Major Business Leaders Show Support For The International Finance Facility For Education To Make The Impossible Possible
A campaign has been set into motion to establish a new International Finance Facility for Education as youth campaigners delivered over 1.5 million signatures in a petition to the United Nations. The petition was received by United Nations Secretary-General António Guterres, UN Special Envoy for Global Education Gordon Brown, the President of the Inter-American Development Bank Luis Moreno, the Vice President of the World Bank Annette Dixon, and the Former President of Tanzania and Education Commissioner, Jakaya Kikwete.
Major business leaders have backed the Facility, including Jack Ma of Alibaba, Aliko Dangote of Dangote Group, and Strive Masiyiwa of Econet Wireless.
The Facility is an innovative way to finance education globally by new funding streams for education by multiplying donor resources and motivating countries to increase their own investments. The Facility uses an innovative guarantee scheme from donor countries to create new financing through the multilateral development banks and aid funding to reduce the interest rates to very concessional levels so that countries can invest today to address the urgent needs of human capital development.
In the coming decades, as technology, demographic shifts, and globalization continue to rapidly reshape the world we live in, economies will shift depending on their intellectual resources more than their physical resources. As manufacturing produces more with less, the previous routes to full employment are closing and future jobs based on technical skills will matter more to a developing economy.
Jack Ma of Alibaba said, “the knowledge-based approach to learning of centuries ago will fail our children who will never be able to compete with machines in the workforce of the fourth industrial revolution. Children should be taught “soft skills” like independent thinking, values and teamwork — and the International Finance Facility for Education gives countries the opportunity to revolutionize the teaching and learning process to prepare the next generation to thrive in our global society. It is an effort that all who care about the future should get behind.”
The Facility is aimed at prompting countries to increase their own investments in education as well. It is envisioned that the $10 billion in finance from the Facility could in turn motivate an additional $100 billion in domestic investments. The large-scale investments generated by the Facility means more opportunities for businesses to work with governments to provide innovative educational solutions. The financing would go towards initiatives including using technology for teaching and learning, skills training, early childhood development, primary and secondary education, and initiatives on girls’ education.

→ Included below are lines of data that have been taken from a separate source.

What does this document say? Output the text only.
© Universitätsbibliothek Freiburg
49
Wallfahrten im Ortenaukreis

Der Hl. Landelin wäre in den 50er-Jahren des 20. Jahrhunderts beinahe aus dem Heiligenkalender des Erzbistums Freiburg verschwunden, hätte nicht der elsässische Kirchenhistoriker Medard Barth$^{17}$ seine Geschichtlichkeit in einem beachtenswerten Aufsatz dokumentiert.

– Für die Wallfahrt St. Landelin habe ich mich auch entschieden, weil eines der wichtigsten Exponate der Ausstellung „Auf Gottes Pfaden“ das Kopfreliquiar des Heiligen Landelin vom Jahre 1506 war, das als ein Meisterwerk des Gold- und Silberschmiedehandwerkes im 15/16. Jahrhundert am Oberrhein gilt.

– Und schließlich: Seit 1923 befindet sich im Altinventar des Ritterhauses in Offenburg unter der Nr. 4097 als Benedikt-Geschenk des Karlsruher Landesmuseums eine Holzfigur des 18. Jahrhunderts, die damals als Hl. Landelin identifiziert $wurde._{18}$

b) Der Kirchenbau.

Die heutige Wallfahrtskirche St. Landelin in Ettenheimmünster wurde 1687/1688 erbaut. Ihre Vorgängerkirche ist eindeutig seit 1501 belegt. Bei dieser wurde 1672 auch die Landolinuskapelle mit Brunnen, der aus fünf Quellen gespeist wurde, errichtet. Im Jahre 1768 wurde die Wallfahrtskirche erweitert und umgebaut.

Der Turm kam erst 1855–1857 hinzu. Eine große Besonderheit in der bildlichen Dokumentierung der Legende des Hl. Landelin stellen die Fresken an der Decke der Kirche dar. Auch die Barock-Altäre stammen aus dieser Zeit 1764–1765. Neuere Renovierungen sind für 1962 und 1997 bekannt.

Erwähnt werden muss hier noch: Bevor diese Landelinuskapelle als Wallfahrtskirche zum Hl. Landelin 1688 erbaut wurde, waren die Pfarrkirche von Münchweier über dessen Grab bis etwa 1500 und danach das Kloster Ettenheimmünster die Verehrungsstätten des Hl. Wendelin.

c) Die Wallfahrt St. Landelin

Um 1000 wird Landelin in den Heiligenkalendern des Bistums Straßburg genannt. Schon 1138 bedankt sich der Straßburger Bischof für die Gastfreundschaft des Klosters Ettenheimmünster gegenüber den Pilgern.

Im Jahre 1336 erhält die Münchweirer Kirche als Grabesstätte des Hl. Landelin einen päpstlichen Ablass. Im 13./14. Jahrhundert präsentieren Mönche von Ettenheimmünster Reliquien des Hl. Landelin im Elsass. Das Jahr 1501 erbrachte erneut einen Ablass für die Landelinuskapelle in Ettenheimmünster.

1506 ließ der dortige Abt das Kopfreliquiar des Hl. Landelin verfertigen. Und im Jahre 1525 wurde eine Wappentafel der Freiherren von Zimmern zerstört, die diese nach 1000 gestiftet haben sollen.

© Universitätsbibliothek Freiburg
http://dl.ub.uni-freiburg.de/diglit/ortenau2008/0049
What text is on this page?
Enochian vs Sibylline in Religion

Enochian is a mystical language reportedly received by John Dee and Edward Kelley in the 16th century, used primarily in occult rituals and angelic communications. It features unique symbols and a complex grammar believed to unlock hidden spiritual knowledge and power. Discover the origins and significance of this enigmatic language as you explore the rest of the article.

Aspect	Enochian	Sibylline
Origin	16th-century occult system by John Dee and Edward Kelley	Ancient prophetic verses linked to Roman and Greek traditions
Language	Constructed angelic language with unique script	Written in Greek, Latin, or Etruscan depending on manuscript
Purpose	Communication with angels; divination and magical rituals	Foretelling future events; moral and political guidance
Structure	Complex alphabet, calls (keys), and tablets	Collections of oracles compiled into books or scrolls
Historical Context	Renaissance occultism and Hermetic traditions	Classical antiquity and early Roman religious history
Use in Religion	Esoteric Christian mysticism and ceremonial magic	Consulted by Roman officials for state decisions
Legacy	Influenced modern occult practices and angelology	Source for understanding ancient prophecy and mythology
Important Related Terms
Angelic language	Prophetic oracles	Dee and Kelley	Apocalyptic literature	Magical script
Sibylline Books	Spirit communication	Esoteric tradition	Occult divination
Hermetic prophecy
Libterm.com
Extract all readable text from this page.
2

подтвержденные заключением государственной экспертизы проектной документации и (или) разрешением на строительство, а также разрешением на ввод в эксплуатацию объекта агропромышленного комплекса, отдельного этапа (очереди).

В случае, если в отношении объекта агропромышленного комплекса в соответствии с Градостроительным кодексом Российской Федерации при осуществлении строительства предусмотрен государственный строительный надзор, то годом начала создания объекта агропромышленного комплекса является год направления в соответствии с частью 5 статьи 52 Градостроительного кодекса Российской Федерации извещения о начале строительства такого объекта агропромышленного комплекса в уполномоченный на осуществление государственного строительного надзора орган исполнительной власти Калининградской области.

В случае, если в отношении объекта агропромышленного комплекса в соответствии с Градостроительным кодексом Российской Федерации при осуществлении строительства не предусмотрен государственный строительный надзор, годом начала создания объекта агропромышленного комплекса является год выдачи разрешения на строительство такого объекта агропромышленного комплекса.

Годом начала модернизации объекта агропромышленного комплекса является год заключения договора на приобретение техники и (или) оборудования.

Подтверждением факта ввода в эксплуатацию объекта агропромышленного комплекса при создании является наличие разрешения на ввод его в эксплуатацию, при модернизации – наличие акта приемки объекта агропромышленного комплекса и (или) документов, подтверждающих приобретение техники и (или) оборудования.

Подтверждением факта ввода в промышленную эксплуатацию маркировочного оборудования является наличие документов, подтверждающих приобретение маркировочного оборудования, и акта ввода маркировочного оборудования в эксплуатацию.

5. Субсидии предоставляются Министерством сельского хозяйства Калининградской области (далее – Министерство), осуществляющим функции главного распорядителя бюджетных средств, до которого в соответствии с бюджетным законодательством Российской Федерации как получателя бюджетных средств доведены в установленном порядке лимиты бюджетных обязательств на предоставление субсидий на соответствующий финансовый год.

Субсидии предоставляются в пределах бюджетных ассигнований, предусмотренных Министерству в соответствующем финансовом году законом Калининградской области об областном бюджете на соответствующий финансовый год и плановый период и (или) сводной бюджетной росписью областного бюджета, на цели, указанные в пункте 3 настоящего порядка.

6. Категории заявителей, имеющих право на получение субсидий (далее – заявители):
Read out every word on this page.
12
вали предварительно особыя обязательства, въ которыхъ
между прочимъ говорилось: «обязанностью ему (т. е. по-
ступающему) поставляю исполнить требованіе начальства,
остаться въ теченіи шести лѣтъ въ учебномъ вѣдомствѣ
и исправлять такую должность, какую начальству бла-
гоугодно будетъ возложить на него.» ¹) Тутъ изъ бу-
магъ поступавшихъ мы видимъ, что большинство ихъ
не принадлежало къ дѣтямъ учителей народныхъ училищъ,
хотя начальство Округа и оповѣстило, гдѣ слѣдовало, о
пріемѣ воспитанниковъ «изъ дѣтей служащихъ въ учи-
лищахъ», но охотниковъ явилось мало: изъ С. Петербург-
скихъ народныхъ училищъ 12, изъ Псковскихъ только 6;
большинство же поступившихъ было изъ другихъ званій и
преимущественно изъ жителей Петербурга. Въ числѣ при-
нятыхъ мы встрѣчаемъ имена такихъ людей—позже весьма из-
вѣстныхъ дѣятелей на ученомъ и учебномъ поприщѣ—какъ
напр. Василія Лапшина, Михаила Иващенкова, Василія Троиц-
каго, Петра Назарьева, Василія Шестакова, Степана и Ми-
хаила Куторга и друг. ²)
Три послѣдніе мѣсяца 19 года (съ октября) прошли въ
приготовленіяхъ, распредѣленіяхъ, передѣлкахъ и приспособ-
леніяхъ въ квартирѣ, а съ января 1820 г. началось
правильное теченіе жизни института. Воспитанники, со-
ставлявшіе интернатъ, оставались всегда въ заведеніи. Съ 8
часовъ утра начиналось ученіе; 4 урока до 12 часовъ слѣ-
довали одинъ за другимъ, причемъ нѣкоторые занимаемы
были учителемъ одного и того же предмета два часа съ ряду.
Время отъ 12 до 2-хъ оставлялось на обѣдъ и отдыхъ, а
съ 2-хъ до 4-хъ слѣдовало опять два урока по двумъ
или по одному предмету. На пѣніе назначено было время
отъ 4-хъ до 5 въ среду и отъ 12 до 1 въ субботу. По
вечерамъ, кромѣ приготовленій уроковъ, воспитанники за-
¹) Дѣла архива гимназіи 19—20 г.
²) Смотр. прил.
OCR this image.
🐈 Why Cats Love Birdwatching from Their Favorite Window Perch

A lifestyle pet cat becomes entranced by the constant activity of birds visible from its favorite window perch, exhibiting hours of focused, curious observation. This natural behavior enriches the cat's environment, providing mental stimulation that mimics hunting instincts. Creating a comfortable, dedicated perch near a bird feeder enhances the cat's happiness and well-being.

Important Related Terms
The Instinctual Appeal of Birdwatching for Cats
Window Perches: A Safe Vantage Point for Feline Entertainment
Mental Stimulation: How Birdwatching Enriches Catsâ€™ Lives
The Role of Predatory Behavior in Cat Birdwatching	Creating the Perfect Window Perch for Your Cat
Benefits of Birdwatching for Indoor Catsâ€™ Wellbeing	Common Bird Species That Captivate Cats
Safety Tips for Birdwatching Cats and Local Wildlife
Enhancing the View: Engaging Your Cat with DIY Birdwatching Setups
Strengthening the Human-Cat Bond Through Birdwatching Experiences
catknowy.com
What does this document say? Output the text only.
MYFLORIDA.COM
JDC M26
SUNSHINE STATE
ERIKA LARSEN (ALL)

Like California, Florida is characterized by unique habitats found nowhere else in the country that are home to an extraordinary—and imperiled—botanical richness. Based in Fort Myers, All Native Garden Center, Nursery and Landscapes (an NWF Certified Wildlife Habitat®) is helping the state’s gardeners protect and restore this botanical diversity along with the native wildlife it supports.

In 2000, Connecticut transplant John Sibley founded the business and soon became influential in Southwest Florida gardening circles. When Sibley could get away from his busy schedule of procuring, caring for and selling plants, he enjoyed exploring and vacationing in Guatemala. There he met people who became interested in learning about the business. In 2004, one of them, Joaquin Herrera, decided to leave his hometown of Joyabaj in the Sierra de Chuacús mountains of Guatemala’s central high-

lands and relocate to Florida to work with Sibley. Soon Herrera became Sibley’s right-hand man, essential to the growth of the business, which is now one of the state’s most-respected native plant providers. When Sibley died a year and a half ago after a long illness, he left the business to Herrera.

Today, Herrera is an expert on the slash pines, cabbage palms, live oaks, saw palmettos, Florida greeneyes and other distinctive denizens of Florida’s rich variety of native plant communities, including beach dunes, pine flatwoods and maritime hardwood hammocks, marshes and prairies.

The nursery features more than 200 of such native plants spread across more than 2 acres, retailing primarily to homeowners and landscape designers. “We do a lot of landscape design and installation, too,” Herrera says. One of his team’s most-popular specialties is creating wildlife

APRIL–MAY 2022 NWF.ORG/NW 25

Aliko Dangote of Dangote Group said, “as an industrialist, inclusive and quality education opens the door to development and growth. Through the funding mechanism of the International Finance Facility for Education, I am optimistic that new opportunity for countries to invest in human capital and scale up quality of workforce for the 21st century will blossom.”
Most importantly, young people will be prepared for the job market of the future, ready to become the next generation of innovators, teachers, and leaders – and able to realize and contribute all their talents. It is estimated that if investments in education reach the level necessary, GDP per capita in low-income countries will be almost 70 percent higher by 2050 than if current trends continued. Extreme poverty rates will be reduced by one-third due to education alone.
The Facility has the power to help tens of millions of children go to school and prepare millions more young people for the future of work. The opportunity to give every child a quality education is within our grasp. It’s time to make the impossible possible.